Let me start off by saying that Constitutional Amendment A does not have anything sinister or devious in it. In fact, there is very little in it to raise objections about. My primary objection is rooted in my position on constitutionally based governments in which I prefer to reject any amendment to the established law unless I see good reason for the change – in other words, I default to opposition where constitutional amendments are concerned.

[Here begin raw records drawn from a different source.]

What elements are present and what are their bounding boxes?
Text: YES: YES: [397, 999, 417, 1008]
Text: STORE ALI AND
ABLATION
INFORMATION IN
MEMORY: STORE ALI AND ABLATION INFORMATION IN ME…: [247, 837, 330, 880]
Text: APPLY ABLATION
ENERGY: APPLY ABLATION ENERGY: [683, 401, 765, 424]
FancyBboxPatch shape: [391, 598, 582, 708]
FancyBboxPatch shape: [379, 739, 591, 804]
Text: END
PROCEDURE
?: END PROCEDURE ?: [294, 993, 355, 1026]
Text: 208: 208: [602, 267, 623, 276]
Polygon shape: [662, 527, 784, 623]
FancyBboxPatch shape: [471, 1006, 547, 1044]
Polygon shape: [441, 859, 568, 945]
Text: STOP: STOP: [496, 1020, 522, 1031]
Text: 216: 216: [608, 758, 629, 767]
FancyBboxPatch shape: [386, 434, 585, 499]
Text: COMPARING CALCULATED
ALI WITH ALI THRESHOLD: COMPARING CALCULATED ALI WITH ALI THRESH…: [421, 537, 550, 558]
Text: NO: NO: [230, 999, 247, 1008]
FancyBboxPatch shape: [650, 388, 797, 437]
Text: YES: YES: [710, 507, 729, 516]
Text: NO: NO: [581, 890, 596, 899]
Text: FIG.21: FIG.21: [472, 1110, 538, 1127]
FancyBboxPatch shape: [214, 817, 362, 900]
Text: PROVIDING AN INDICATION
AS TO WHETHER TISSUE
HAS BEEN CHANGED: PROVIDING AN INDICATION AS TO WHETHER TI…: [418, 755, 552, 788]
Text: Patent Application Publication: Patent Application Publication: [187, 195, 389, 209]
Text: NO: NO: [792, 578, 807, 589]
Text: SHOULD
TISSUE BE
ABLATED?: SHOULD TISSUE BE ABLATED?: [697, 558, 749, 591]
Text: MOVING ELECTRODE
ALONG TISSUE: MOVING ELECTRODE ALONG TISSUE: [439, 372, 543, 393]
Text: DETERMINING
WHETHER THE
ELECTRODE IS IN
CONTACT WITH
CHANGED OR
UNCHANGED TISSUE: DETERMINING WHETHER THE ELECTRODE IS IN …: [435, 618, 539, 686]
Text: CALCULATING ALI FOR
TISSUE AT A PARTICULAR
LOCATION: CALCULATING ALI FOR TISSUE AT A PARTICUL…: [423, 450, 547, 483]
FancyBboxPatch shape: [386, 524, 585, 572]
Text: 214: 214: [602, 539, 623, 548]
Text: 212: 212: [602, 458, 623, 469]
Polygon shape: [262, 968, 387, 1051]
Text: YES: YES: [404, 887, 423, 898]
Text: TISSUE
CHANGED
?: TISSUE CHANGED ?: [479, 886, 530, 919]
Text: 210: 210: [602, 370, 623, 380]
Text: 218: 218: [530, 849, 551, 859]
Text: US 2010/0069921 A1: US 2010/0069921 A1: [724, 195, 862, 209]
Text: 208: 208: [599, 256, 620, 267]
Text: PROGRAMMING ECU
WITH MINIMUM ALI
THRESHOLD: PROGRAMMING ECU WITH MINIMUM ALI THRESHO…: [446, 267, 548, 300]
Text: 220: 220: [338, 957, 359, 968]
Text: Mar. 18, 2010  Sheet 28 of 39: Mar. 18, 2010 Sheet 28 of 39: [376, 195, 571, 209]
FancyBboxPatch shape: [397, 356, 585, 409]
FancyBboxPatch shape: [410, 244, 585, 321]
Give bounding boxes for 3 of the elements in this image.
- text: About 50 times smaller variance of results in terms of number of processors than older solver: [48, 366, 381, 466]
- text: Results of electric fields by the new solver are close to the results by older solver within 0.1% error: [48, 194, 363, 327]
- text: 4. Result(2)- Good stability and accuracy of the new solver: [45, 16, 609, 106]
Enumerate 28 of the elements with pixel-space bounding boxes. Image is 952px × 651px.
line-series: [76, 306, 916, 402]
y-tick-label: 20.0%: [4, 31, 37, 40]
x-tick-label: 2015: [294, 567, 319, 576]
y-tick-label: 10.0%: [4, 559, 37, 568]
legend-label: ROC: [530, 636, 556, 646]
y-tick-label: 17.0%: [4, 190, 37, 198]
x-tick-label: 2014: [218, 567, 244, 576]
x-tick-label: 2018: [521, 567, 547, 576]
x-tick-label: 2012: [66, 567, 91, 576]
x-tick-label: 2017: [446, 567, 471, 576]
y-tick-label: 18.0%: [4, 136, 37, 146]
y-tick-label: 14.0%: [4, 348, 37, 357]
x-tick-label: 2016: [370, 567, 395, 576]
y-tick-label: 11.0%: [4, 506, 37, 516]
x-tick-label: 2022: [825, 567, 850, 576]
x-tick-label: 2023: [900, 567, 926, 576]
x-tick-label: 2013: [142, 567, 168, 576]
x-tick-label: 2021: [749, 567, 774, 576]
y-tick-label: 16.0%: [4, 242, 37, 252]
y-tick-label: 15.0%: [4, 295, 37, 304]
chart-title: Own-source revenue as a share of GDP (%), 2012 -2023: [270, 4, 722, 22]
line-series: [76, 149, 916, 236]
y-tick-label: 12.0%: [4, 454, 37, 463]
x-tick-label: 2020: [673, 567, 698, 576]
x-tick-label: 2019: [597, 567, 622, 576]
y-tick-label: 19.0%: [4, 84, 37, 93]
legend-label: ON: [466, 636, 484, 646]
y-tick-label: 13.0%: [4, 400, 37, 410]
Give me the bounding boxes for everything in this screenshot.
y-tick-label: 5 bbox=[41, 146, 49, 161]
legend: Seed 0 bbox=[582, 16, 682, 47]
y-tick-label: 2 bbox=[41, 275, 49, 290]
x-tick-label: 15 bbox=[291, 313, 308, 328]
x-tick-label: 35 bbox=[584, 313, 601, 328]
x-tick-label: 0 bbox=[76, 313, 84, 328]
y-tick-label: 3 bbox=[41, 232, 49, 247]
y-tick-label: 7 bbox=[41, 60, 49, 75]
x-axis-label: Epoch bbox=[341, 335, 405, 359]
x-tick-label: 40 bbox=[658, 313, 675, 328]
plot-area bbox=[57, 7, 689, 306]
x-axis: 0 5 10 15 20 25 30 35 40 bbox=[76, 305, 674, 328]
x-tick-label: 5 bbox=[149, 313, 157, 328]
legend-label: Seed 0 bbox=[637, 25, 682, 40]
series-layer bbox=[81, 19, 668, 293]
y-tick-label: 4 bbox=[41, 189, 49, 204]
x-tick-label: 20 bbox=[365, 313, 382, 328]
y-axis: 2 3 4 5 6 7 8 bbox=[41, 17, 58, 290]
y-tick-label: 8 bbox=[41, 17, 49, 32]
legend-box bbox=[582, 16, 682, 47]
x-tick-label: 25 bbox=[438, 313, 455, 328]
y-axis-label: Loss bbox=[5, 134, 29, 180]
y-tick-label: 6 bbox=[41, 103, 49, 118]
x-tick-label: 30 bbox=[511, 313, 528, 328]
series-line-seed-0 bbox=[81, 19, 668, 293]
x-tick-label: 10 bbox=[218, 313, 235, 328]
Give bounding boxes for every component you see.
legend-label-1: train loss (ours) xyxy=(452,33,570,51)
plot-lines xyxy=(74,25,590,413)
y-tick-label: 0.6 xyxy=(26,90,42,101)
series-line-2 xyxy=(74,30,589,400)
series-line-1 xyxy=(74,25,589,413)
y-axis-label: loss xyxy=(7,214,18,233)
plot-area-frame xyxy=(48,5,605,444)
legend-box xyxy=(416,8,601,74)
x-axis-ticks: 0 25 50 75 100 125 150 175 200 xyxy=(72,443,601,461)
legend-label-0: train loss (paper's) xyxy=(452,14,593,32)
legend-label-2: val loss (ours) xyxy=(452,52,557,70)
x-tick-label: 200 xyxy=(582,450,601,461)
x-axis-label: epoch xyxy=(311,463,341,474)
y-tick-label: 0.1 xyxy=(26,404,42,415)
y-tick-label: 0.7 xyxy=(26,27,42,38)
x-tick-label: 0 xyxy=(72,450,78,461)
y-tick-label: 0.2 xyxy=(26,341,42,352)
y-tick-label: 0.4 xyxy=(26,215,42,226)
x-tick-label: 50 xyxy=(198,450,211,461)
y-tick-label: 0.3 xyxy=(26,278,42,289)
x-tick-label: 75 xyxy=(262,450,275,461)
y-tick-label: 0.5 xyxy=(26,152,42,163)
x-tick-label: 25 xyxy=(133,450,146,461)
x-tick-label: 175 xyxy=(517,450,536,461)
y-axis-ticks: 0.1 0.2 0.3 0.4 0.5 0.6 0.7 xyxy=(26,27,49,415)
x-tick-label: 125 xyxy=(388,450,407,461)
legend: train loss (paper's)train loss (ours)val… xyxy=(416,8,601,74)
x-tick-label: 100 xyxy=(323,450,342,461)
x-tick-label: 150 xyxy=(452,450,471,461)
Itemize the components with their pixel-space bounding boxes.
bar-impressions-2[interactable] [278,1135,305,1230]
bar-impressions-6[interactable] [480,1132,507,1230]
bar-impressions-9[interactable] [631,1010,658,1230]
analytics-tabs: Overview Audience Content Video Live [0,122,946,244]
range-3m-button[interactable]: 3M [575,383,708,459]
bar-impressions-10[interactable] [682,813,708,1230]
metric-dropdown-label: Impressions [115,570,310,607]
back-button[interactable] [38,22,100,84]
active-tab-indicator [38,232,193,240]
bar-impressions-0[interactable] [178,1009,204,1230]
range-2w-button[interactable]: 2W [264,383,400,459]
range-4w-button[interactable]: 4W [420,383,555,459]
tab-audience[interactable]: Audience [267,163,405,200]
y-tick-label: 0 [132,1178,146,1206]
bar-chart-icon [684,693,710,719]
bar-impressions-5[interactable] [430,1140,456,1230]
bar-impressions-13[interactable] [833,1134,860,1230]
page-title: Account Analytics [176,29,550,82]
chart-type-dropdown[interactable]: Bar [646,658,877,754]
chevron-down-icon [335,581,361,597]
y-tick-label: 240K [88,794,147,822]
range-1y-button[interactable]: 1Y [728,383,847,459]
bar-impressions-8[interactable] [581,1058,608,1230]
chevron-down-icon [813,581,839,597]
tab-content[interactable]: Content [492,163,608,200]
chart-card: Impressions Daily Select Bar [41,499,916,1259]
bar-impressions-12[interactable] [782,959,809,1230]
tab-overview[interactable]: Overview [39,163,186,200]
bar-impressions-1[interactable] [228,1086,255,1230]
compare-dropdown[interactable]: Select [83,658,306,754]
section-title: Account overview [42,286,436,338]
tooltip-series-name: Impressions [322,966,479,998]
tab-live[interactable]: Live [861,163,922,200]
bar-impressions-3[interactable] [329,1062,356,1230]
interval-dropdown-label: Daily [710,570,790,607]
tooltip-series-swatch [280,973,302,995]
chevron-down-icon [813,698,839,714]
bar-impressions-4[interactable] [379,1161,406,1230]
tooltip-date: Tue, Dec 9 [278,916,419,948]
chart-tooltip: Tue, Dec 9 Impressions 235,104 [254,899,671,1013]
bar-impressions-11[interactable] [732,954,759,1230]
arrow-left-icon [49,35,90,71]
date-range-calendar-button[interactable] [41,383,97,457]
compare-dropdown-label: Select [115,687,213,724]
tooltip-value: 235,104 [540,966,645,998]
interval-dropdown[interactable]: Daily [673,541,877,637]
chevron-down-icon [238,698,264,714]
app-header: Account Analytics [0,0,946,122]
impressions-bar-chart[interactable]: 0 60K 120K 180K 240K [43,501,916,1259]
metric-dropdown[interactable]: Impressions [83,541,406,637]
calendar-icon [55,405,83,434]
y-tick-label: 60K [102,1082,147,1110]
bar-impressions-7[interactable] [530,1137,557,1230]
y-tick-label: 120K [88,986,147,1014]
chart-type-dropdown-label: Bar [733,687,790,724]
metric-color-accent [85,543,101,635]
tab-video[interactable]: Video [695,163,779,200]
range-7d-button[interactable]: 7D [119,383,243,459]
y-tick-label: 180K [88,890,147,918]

This amendment would clarify the specifics of succession in the office of Governor and Lieutenant Governor. The specifics themselves are fairly mundane, but the situation being addressed is one that hopefully and probably will never occur. (Davis Didjeridu reminds me that a vacancy can happen for less than tragic reasons – such as federal appointment – making this situation more common than I had been thinking.) In the event that one of those vacancies did occur, common sense should allow the succession to happen seamlessly even without these specified specifics being added to the State Constitution.
There is one place where I have a specific objection to the amendment. In the section dealing with the succession of the Lieutenant Governor, it specifies that the Governor must receive the consent of the Senate for the person they would appoint to fill the vacancy. This appears to violate the separation of powers considering that the Governor, when running for office, needs no consent from the Senate when picking a running mate. I see no reason that selecting a replacement should have tighter safeguards than the original selection.
In summary, there is little to recommend this change, and more to discourage it. I won’t be overly concerned if it does pass, but I believe that not making such a change is the better choice.